China is also known for massive corruption. But the government’s schemes are implemented to a large extent, and quickly. It is not so in India. Jobs in Indian governments (teachers, recruits to the army, police and so on) at times require payments to recruiters. Government certified documents also are given for an extra price to the issuer. Corruption in India slows the system. It does not speed it.
The Indian civilian administration has little or no individual accountability. Collective responsibility holds no individual responsible for poor delivery. In most of India the police are avoided by citizens because they harass the ordinary person. Women and the poor are particularly vulnerable.
India, unlike China, has regular and bitterly fought elections whose cost has been escalating. These are held for Parliament, state legislatures, municipal bodies in urban India and local bodies in villages. The cost of fighting an election is high. Money, mostly unaccounted for and untaxed, is spent much in excess of given limits on publicity, on bribes to leaders who can deliver blocs of votes and to individual voters themselves. While the Election Commission tries bravely to prevent these excessive expenditures, it is only marginally effective. This expenditure has to be recouped by the winning candidates by using their positions in governments as elected representatives. They sell government-owned resources, contracts or permissions and are paid in ‘black’ money.

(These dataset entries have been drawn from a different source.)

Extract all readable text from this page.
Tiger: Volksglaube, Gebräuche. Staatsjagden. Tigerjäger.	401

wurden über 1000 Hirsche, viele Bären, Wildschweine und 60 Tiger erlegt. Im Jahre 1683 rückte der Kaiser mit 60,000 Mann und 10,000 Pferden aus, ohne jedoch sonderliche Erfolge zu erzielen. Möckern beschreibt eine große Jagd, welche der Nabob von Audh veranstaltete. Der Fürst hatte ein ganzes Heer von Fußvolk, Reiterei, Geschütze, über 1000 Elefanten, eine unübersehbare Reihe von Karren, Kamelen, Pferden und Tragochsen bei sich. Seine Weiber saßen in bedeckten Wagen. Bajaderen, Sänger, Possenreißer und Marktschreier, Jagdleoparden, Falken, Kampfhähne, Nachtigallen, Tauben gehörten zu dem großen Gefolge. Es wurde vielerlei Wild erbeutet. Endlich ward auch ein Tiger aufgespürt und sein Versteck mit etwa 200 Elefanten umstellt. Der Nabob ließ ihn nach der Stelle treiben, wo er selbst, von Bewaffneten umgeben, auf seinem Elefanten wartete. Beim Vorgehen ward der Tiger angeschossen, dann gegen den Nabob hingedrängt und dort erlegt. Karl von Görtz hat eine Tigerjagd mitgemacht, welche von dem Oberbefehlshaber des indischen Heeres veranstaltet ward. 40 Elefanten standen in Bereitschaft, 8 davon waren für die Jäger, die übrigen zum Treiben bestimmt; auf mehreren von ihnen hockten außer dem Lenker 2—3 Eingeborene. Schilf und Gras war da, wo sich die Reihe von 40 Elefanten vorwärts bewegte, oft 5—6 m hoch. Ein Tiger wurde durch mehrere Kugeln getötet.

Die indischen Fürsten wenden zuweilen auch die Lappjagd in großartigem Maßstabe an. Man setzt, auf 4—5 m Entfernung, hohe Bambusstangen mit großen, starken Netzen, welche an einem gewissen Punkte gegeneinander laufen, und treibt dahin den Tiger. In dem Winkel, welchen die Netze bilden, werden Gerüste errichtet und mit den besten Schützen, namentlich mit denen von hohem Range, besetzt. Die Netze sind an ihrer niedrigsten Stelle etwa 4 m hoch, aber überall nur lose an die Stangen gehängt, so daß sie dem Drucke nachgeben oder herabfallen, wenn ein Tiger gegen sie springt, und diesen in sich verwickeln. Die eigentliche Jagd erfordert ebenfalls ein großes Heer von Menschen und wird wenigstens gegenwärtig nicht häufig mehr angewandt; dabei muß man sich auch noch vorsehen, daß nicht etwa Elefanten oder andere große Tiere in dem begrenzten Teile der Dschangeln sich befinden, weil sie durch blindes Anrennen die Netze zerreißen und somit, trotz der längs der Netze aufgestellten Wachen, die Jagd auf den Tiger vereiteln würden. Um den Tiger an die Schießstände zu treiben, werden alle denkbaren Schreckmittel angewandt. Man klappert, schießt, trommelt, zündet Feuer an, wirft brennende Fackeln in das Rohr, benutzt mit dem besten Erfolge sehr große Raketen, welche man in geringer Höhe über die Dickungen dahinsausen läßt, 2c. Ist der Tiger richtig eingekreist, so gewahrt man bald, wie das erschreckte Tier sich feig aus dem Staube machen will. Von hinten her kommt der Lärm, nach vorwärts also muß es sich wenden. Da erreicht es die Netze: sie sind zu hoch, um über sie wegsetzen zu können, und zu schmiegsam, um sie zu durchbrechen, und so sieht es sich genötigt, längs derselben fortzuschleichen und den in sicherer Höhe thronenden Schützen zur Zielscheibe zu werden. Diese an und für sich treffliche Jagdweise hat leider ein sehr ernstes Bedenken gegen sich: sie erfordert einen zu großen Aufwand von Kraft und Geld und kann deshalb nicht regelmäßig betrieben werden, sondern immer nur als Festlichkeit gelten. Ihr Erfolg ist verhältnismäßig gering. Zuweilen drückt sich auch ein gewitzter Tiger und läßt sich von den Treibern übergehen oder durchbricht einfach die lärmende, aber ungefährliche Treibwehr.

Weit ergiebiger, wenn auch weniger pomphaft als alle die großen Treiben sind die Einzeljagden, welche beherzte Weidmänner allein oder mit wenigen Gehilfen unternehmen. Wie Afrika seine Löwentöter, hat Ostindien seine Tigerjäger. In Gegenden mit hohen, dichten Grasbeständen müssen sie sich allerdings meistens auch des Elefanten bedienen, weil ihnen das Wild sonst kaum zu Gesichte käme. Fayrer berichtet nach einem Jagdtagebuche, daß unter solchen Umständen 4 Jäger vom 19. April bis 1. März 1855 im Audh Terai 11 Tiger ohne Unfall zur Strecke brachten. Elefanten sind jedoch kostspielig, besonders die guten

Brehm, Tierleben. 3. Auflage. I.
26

Thus it is not social structure and caste that are alone or even mainly responsible for holding India behind China. It is the poor governance and lack of accountability of government officials. In China the government bureaucracy is overseen by a parallel party bureaucracy which is more powerful. While party officials might take extra benefits, party monitoring also ensures that the government is accountable for performance and follows party directives. Provincial and local governments have greater financial clout and are able to take decisions at lower levels. There is better supervision of government officials than there is in India.
The administrative reforms commissions and the various police commissions have made many recommendations for administrative and police reform, as has the Verma committee this month. So have the judicial reforms commissions for improving the appointment, speed and performance of the judiciary. The political and bureaucratic system has a vested interest in the status quo and has stalled all such reforms. The status quo enables them to accumulate undreamt of wealth. This prevents fundamental change in governance in India, an imperative for faster and more equitable growth.
India has fallen far behind China on almost all economic and human development indicators. It is unlikely to catch up unless there is a revolution in governance.